A guerra transforma Agu, que troca as palavras pelos tiros. Em certo ponto do filme, só ouvimos a voz do menino em seus pensamentos, quando ele tenta falar com Deus e refletir sua realidade. Uma criança que sabe que mesmo se aquilo acabar, não será mais uma criança. Em um dos diálogos, ele destaca que viu e fez coisas terríveis. Que se sente um animal. Mas que tenta não pensar nisso para não ficar triste.



Destaco uma das reflexões de Agu:
– Sol, por que está brilhando neste mundo? Estou esperando para pegar você com as minhas mãos e espremer tanto que não poderá brilhar mais. Assim será sempre escuro e ninguém terá que ver todas as coisas terríveis que estão acontecendo aqui.

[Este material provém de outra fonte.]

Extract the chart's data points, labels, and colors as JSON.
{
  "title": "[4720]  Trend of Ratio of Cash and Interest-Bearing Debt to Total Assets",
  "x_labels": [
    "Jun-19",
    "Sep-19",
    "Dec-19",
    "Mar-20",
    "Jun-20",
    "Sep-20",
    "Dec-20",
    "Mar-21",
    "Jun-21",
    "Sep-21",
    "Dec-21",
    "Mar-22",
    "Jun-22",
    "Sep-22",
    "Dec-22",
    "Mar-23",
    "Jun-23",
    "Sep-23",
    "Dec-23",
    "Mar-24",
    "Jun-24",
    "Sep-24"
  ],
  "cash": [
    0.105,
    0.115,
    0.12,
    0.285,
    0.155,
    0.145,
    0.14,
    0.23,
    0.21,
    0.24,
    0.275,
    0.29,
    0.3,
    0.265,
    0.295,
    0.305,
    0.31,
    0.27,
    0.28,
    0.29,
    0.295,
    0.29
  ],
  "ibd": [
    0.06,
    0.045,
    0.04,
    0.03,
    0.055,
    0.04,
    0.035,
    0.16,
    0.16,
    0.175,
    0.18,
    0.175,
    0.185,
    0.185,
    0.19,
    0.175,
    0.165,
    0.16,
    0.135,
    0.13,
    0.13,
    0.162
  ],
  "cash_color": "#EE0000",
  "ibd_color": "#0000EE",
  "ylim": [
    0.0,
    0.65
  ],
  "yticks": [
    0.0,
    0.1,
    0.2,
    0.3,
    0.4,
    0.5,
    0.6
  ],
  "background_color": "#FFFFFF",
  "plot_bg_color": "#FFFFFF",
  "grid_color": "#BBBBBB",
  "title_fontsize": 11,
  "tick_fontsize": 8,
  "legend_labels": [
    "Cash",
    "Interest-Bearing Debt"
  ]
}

É um filme pesado, que toca em feridas que na esquecemos que existe. “Como uma sociedade, nós temos sido privados de imagens de guerra. Eu acho que se mais pessoas vissem como a guerra é horrível, haveria uma ação mais global para impedi-la”, afirmou Fukunaga. “É a chance de mais de 60 milhões de pessoas terem um pouco mais de educação do que está acontecendo em outra parte do mundo”, completa Elba.

Que o Netflix continue investindo em produções deste porte, e que saiba manter o hype, caso queira entrar com força no Oscar do ano que vem.

Já para Fukunaga, que ele tenha o respaldo necessário para continuar contando suas histórias (ele já teve as asas cortadas quando tentou dar outra roupagem para o remake de "It"). Imagino o que um cara desses é capaz de fazer com dinheiro sobrando. Ele já apontou o interesse em dirigir um filme do 007 com Idris Elba. De qualquer forma, é um nome que ouviremos muito daqui pra frente!